Daily notes written by Nishioka during his time at Pike reveal that methane levels repeatedly rose to 5% and above (the explosive range is 5-15%), the ventilation fan frequently tripped out, and he suspected the mine’s power supply was insufficient.  He worried that the many contractors working underground were not under tight management, and in one entry observed that some did not even know their way to the access tunnel.  When the new underground fan was turned on for the first time on October 4, it sent sparks flying.

There was production pressure from both the cash-strapped company, which needed to get coal out for a shipment to India, and from the workers, who were promised a $10,00 bonus if hydraulic mining was operational by September 24. But commissioning was plagued with difficulties, frequent stoppages and poor productivity. Nishioka often stayed underground until 9.00 or 10.00pm trying to sort out problems. He said Pike did not have an adequate system of draining methane away from the mined-out area  (known as the "goaf").  “I don’t think anyone had any idea how to handle the methane that accumulated in the goaf.”

Pike’s production manager, Pieter van Rooyen, had told him he wouldn’t go underground because it was “so scary”. Nishioka – who estimated he had been down 50-60 coal mines around the world in his 40-year mining career – said the only other time he had felt as uncomfortable as he had at Pike was in a Chinese hydraulic mine.

Lawyers for White and Whittall hit back hard at Nishioka under cross examination, saying that their clients denied ever being told by him that workers should not be sent underground until ventilation was improved and the second exit created. Paul Radich, acting for Whittall, asserted that the production bonus for workers was merely to mark “an achievement” at the mine and to create goodwill with employees. Nishioka, in his heavily-accented English, replied: “I think, you know, that the bonus system encouraged all the workers to produce coal.” He later commented that bonus systems in mining encouraged workers to push production and “forget safety … That is very risky.”

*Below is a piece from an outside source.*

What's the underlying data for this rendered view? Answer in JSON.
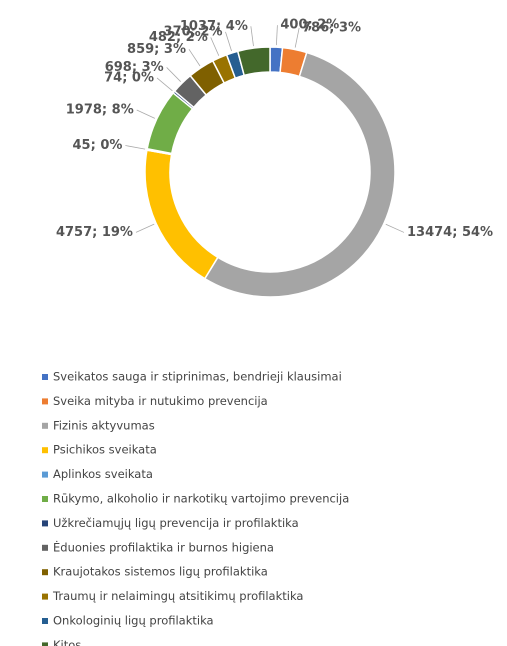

Radich also accused Nishioka of having no knowledge of Pike’s financial situation, and said his claim that the company couldn’t spend money on equipment such as better methane sensors was without foundation. Nishioka responded that he knew of the company’s financial position because he read about it in Pike’s corporate literature and news reports. “I knew, you know, the finance was getting really tight in Pike River operation.”

Nishioka was applauded by Pike family members in the public gallery when he left the witness stand after his gruelling day-and-a-half of testimony.